The IRS reversed its 2020 ruling that the grant funds were considered gross income, according to the announcement.
Since the U.S. Department of Agriculture recently decided that the septic improvement program is a benefit to the environment, the IRS determined that the septic improvement grants can be excluded from gross income under a section of the Internal Revenue Code that allows the exclusion for payments made by a state, county or town for the purpose of protecting or restoring the environment.
The USDA announced its decision in the Federal Register on Nov. 16.
“The tax nightmare is over for homeowners who do the right thing by installing nitrogen-reducing [septic] systems to improve water quality,” County Executive Steve Bellone said today.
Bellone has made reduction of nitrogen pollution in groundwater and surface water a centerpiece of his administration’s agenda. In 2014, the county released an update to its comprehensive water management plan, which said nitrogen pollution of ground and surface waters is the number one threat to public health and safety in the region. Bellone, noting that 70% of the county is unsewered, pledged to tackle the problem of nitrogen pollution by outdated home septic systems.
“Now that the IRS has agreed that grants should not be double-taxed, many more Suffolk homeowners will take advantage of the county’s award winning Septic Improvement Program.”
IRS reversal will have ‘a huge impact’
The IRS reversal will make “a huge difference” in the program, said Joe Densieski, founder of the Riverhead-based Wastewater Works, a regional distributor of advanced septic systems.

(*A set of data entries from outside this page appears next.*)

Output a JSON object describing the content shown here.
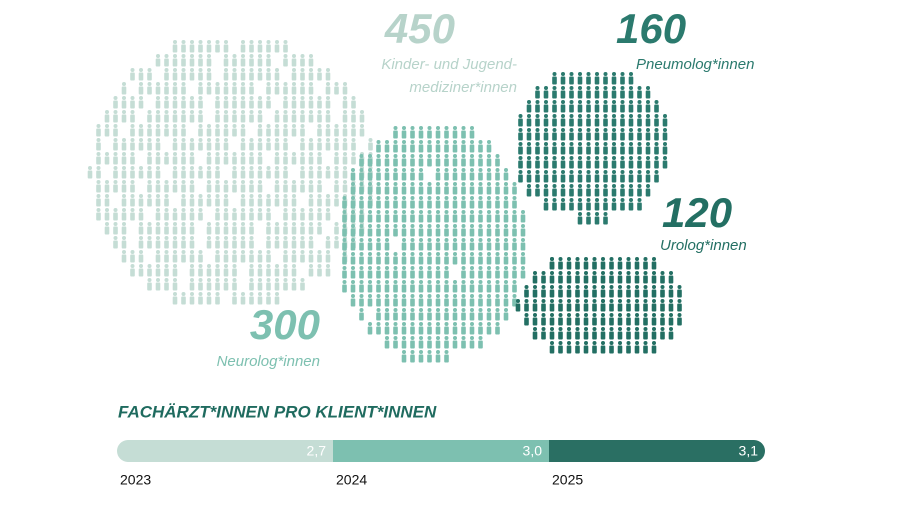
{
  "clusters": [
    {
      "value": 450,
      "label": [
        "Kinder- und Jugend-",
        "mediziner*innen"
      ],
      "color": "#c5ddd5",
      "text_color": "#b7d3ca"
    },
    {
      "value": 300,
      "label": [
        "Neurolog*innen"
      ],
      "color": "#7dc0b0",
      "text_color": "#7dc0b0"
    },
    {
      "value": 160,
      "label": [
        "Pneumolog*innen"
      ],
      "color": "#2b7a6e",
      "text_color": "#2b7a6e"
    },
    {
      "value": 120,
      "label": [
        "Urolog*innen"
      ],
      "color": "#236f63",
      "text_color": "#236f63"
    }
  ],
  "bar": {
    "title": "FACHÄRZT*INNEN PRO KLIENT*INNEN",
    "categories": [
      "2023",
      "2024",
      "2025"
    ],
    "value_labels": [
      "2,7",
      "3,0",
      "3,1"
    ],
    "colors": [
      "#c5ddd5",
      "#7dc0b0",
      "#2a6f63"
    ]
  }
}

“It’s going to save people a lot of money. Plenty of people — probably 90% are hesitant to have the install done because the grants have been taxable,” Densieski said. “It’s definitely deterred people,” he said, since it sometimes meant several thousand dollars in additional tax liability. “This will have a huge impact,” Densieski said.
According to Sen. Charles Schumer, there were 1,277 installations of innovative/alternative septic systems in Suffolk County as of Nov. 22, with thousands more in the works.
Schumer had written to Secretary of Agriculture Tom Vilsack asking him to review and approve the county’s request for USDA to determine the grants were made for the purpose of protecting or restoring the environment. The county first made the request to USDA in March 2021.
The IRS “made a bad call” when it ruled the grants were included in gross income, Schumer said in a press release last week announcing the USDA determination.
The septic improvement program, launched in 2017, provides monetary assistance to homeowners for the installation of advanced septic systems that reduce nitrogen in wastewater before it is discharged to groundwater. The program provides grants of up to $30,000 when combined with additional state grants.
To streamline participation, grants are disbursed directly to installation contractors who pay taxes on the funds as business income. Homeowners participating in the program never receive grant funds.
The Suffolk County Comptroller’s Office issued 1099 tax statements to residents who benefitted from the grants, which caused an uproar. County Comptroller John Kennedy in March 2019 requested an opinion from the IRS, which in January 2020 ruled that the grants would be considered taxable income to the homeowners.
Some participating homeowners saw their income taxes increase by as much as $8,000, while many others chose not to participate in the SIP program due to potential tax liability, Schumer said. Some homeowners were pushed into higher tax brackets, wound up paying taxes on Social Security benefits, or lost senior citizen real property tax exemptions. Others saw their children’s college financial aid reduced or were hit with higher health insurance premiums as a result of the grant boosting their gross income, the senator said.
Taxpayers who have reported grants as gross income on their federal tax returns in prior tax years should file an amended return (Form 1040-X) to decrease their adjusted gross incomes by the amount of the grant previously reported as gross income, the IRS said. The “Explanation of Changes” on Form 1040-X should refer to Announcement 2022-26, the IRS said. Generally the federal tax code requires amended returns to be filed within three years from the filing date of the return being amended. See the IRS website for Form 1040-X FAQs. Download instructions for filing Form 1040-X here.
2022-26
“This decision from the IRS is the correct and just policy, and is a huge victory for Suffolk County taxpayers. Saddling Long Islanders with an unexpected bill come tax season was always unacceptable,” Zeldin said in a press release. The congressman was one of three cosponsors of a bill introduced by Rep. Tom Suozzi in April 2021 to reverse the original IRS ruling, but the bill remained in the House Ways and Means Committee.